Kim kabul edebilir bunu

Türkiye maalesef bu hoyratlığın birebir örneğinin bu ülkede yaşanmasını kabul etti..

Maalesef, bu soytarılığa onay verildi..

Bu adam, Atatürkçü ve laik bir yurtsever olarak tanıtıldı.. Laiklik gereği olarak, kız öğrencilerin başlarının açılmasının istendiği iddia edildi..

Ama adam, hristiyan çıktı..

Vefatı ile ilgili cenaze töreninin Süryani kilisesinden kaldırılacağı belirtildi.
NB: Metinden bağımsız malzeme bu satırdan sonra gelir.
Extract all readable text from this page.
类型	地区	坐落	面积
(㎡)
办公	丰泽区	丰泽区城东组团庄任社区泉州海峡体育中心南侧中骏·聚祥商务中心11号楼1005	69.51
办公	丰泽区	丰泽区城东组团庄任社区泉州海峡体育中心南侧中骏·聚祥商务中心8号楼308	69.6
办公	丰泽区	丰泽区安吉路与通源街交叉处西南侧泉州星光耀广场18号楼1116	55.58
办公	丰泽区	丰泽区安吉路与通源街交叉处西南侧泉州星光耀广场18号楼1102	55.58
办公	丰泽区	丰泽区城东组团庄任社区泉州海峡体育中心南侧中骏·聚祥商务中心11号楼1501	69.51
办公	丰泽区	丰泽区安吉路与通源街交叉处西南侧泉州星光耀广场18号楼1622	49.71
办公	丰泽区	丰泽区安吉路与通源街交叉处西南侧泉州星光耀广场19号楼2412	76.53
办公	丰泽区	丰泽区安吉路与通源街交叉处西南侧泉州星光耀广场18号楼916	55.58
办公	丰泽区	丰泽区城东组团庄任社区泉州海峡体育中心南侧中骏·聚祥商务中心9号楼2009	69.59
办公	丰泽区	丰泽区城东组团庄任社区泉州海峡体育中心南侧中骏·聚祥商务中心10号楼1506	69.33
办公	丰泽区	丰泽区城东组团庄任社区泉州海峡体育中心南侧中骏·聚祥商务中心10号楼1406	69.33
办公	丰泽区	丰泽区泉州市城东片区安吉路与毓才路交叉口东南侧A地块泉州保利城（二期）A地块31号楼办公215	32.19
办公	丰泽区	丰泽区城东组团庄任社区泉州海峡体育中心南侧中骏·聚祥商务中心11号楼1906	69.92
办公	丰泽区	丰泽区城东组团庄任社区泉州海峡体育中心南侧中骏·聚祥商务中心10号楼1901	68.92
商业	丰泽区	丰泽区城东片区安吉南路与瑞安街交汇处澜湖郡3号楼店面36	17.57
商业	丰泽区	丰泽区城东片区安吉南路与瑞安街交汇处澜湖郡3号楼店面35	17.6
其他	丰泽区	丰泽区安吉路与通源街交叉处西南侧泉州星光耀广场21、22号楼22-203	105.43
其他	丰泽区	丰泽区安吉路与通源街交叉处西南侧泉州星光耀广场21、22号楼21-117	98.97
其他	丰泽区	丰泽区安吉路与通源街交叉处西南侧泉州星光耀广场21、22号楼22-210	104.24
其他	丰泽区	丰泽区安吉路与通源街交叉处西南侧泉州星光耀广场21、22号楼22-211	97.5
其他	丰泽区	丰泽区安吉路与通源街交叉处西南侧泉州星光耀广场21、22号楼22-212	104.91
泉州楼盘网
Ben merak ediyorum, Süryani kilisesi, bu yasakçı adamın yaptığı zulmü onaylıyor mu

Kendilerinin din insanı olarak giydikleri kıyafetleri de..

Kiliselerindeki görevli bayanların kıyafetlerini de, bu adam üniversitede çatısı altında görmek istemiyordu.

Kim bilir, "Müslüman isen, başın örtülü gelemezsin, hristiyan isen geç" diyor da olabilir..

Kimse bana, "yıllar öncesinin olaylarını yine günümüze taşıyorsun, ne istiyorsun, amacın ne" demesin..

Tevafuka bakın ki, gazeteci Fehmi Koru'nun eşi, yıllar önce hem üniversitede öğrenci iken, hem de üniversitede öğretim üyesi iken başörtü yasağına muhatap olmuş Nebahat Koru da, önceki gün vefat etmiş..

Allah rahmet eylesin.

Allah merhameti ile muamele etsin..

Allah mekanını cennet etsin.

Kimseye ayrımcılık yapmıyorum.

Gönlüm, Emin Alıcı için de, velev ki hristiyan bile olsa..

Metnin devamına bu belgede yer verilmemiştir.